Tornano le parole-chiave dei Discorsi alla Città 2017 e 2018: «Gli amministratori dei condomini, le associazioni professionali, i sindacalisti degli inquilini, le associazioni dei consumatori, che cosa imparano se ascoltano coloro che non sanno esprimersi, che non sanno dire le loro ragioni? Forse si potrebbe sperimentare la pratica del buon vicinato, della prossimità spicciola e benevola, forse nei cortili tornerebbero a giocare i bambini. Gli artisti, gli insegnanti, i giornalisti, gli uomini di cultura, i poeti che cosa possono imparare dagli assistenti sociali, dagli operatori della carità?
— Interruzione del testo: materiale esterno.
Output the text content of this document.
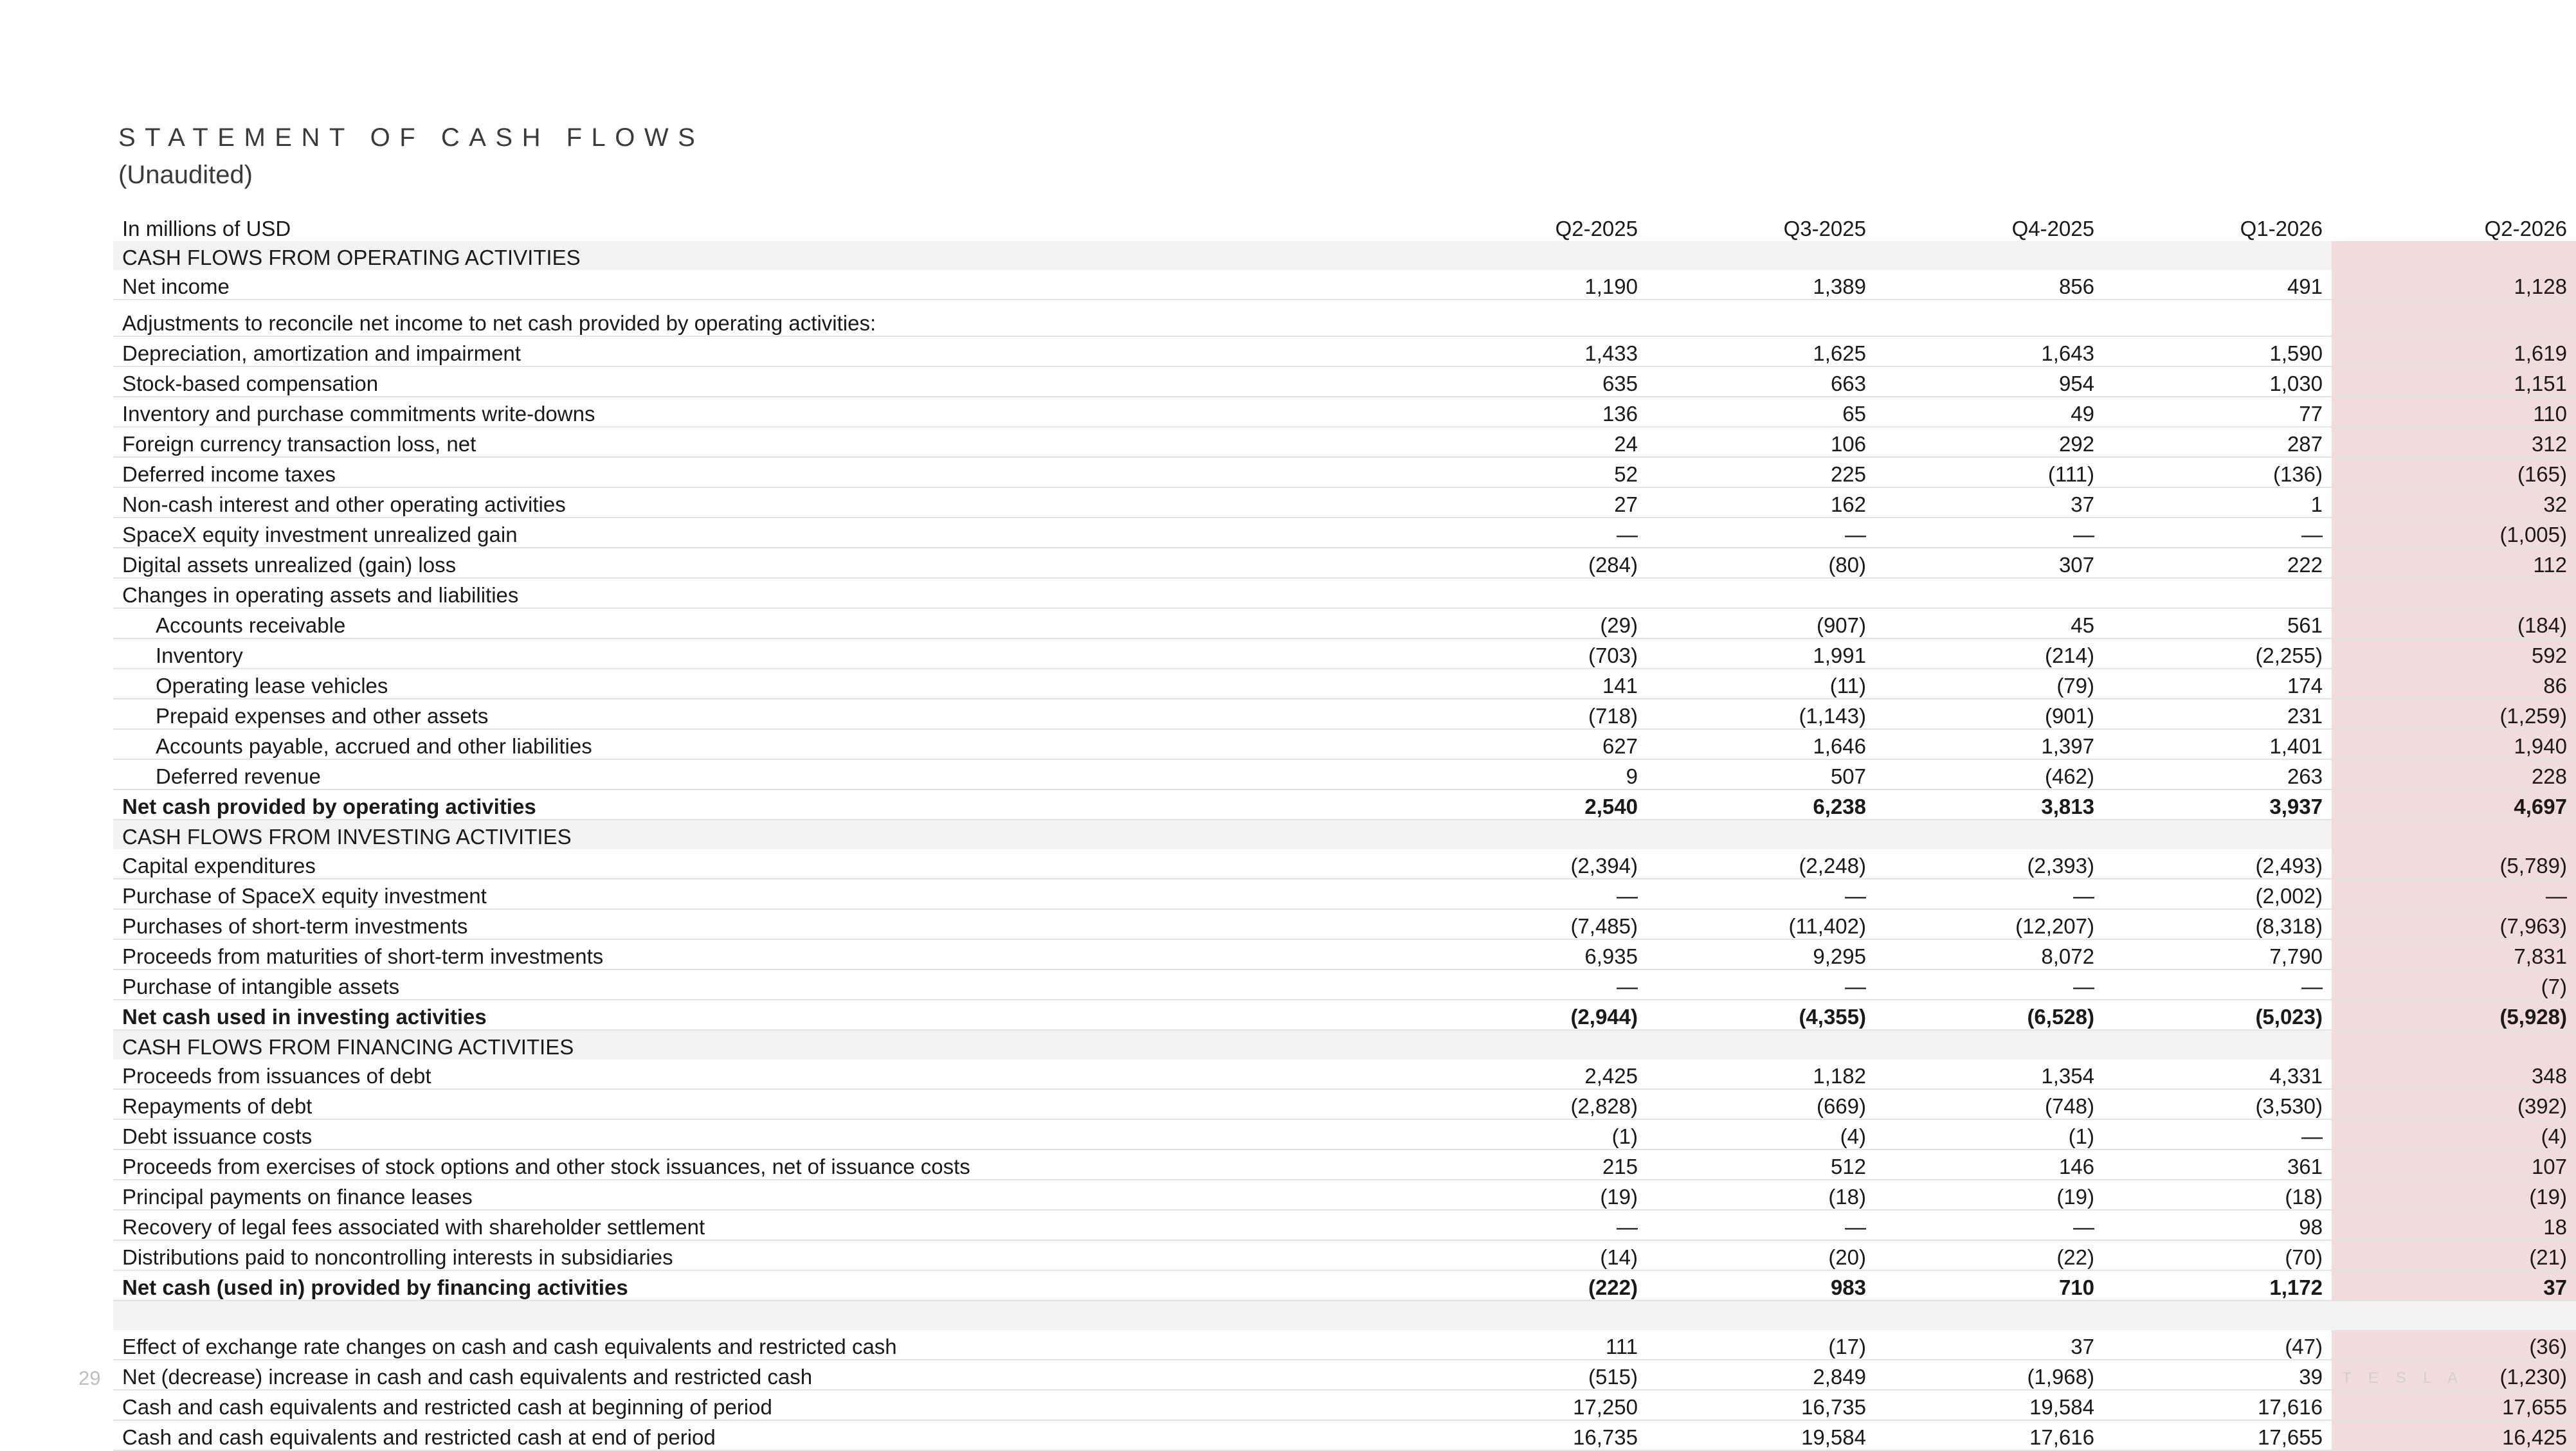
STATEMENT OF CASH FLOWS
(Unaudited)
In millions of USD	Q2-2025	Q3-2025	Q4-2025	Q1-2026	Q2-2026
CASH FLOWS FROM OPERATING ACTIVITIES					
Net income	1,190	1,389	856	491	1,128
Adjustments to reconcile net income to net cash provided by operating activities:					
Depreciation, amortization and impairment	1,433	1,625	1,643	1,590	1,619
Stock-based compensation	635	663	954	1,030	1,151
Inventory and purchase commitments write-downs	136	65	49	77	110
Foreign currency transaction loss, net	24	106	292	287	312
Deferred income taxes	52	225	(111)	(136)	(165)
Non-cash interest and other operating activities	27	162	37	1	32
SpaceX equity investment unrealized gain	—	—	—	—	(1,005)
Digital assets unrealized (gain) loss	(284)	(80)	307	222	112
Changes in operating assets and liabilities					
Accounts receivable	(29)	(907)	45	561	(184)
Inventory	(703)	1,991	(214)	(2,255)	592
Operating lease vehicles	141	(11)	(79)	174	86
Prepaid expenses and other assets	(718)	(1,143)	(901)	231	(1,259)
Accounts payable, accrued and other liabilities	627	1,646	1,397	1,401	1,940
Deferred revenue	9	507	(462)	263	228
Net cash provided by operating activities	2,540	6,238	3,813	3,937	4,697
CASH FLOWS FROM INVESTING ACTIVITIES					
Capital expenditures	(2,394)	(2,248)	(2,393)	(2,493)	(5,789)
Purchase of SpaceX equity investment	—	—	—	(2,002)	—
Purchases of short-term investments	(7,485)	(11,402)	(12,207)	(8,318)	(7,963)
Proceeds from maturities of short-term investments	6,935	9,295	8,072	7,790	7,831
Purchase of intangible assets	—	—	—	—	(7)
Net cash used in investing activities	(2,944)	(4,355)	(6,528)	(5,023)	(5,928)
CASH FLOWS FROM FINANCING ACTIVITIES					
Proceeds from issuances of debt	2,425	1,182	1,354	4,331	348
Repayments of debt	(2,828)	(669)	(748)	(3,530)	(392)
Debt issuance costs	(1)	(4)	(1)	—	(4)
Proceeds from exercises of stock options and other stock issuances, net of issuance costs	215	512	146	361	107
Principal payments on finance leases	(19)	(18)	(19)	(18)	(19)
Recovery of legal fees associated with shareholder settlement	—	—	—	98	18
Distributions paid to noncontrolling interests in subsidiaries	(14)	(20)	(22)	(70)	(21)
Net cash (used in) provided by financing activities	(222)	983	710	1,172	37

Effect of exchange rate changes on cash and cash equivalents and restricted cash	111	(17)	37	(47)	(36)
Net (decrease) increase in cash and cash equivalents and restricted cash	(515)	2,849	(1,968)	39	(1,230)
Cash and cash equivalents and restricted cash at beginning of period	17,250	16,735	19,584	17,616	17,655
Cash and cash equivalents and restricted cash at end of period	16,735	19,584	17,616	17,655	16,425
29	T E S L A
Forse si potrebbe imparare una lingua di parole buone, di discorsi che siano come carezze, di notizie che siano come buone ragioni per aver fiducia nell’umanità. Forse ci sarebbero parole di speranza per distogliere i giovani dallo sperpero della giovinezza e per orientare tutti a vivere la vita come vocazione. Gli stilisti, la gente della moda e dello spettacolo, i pubblicitari che cosa possono imparare visitando i quartieri squinternati, interrogando lo squallore e il degrado? Forse si potrebbe condividere il messaggio della bellezza e la cura per un ambiente all’altezza della dignità della persona e un’autorizzazione ad avere stima di sé».

Per questo – suggerisce il Vescovo – «abbiamo percorso alcune strade di questa città nostra e di tutti, offrendo all’adorazione il Sacramento della Pasqua, perché vogliamo condividere l’esperienza di essere perdonati, la grazia di avere una speranza di redenzione e di salvezza. Vorremmo costruire insieme una città che sia come una dimora della speranza, non solo una organizzazione della convivenza. Vorremmo costruire una città che sia cammino, non solo residenza rassicurante. Vorremmo costruire una città che sia preghiera, non solo progetto e calcolo. Vorremmo essere testimoni di una speranza di vita eterna e non solo dell’aspettativa di tempi migliori», conclude l’Arcivescovo, prima della benedizione con il Santissimo Sacramento.